New line, substation improve reliability, increase capacity of transmission system in the Dakotas
Project connects renewable energy from North and South Dakota
ST. LOUIS, Mo. (March 22, 2019) ‒ Otter Tail Power Company and Montana-Dakota Utilities Company are delivering more reliable power to their customers’ homes and businesses, as well as increasing the ability to deliver low cost, renewable energy to the region, thanks to a new transmission line and substation placed into service in February 2019.
The utilities jointly developed the 163-mile-long Big Stone South to Ellendale (BSSE) 345 kV transmission line, one of the biggest transmission projects they have ever undertaken. The line will increase the utilities’ capacity to deliver electricity generated by renewable energy in the region, which ranks among the top in the country for wind energy potential. It also strengthens the connections of the local grid to the larger grid that spans across the region.
The BSSE line mostly follows a stair-step route along existing county and township roads from the Big Stone South Substation near Big Stone City, South Dakota, to the Ellendale Substation near Ellendale, North Dakota.
The utilities called on POWER Engineers Incorporated (POWER) to provide engineering services including routing and permitting support, design criteria development, preliminary structure spotting, electrical studies and project cost estimating, among others. POWER also provided expert witness testimony before the South Dakota Public Utilities Commission in order to obtain the regulators’ approval. With those steps completed, the utilities hired POWER as their primary transmission engineer.

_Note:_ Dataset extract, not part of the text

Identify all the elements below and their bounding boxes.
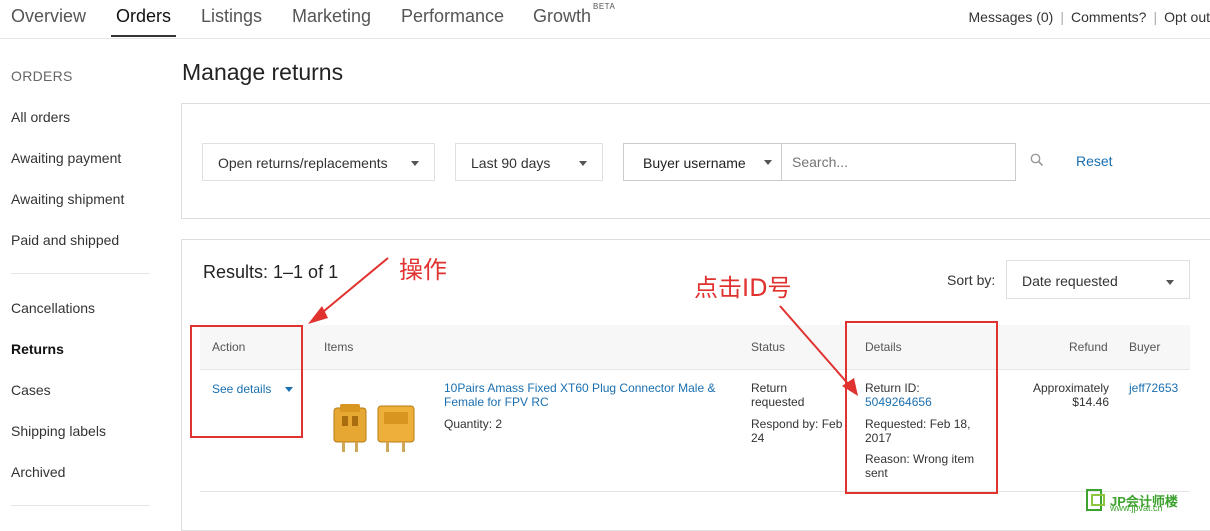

POWER’s line design helps overcome the problems of aeolian vibrations and ice galloping, created by prairie winds, that can cause damage to wires and hardware, as well as pull down poles, trip circuits and cause outages. Obtaining soil borings at each structure location helped POWER determine the optimal structure and foundation dimensions, providing opportunities for the utilities to save on construction costs.
“Work on the BSSE project went about as smoothly as any project can,” said Danny Frederick, POWER’s project engineer for BSSE. “We’re pleased to have been a part of this important project to improve reliability and increase capacity of the electric system.”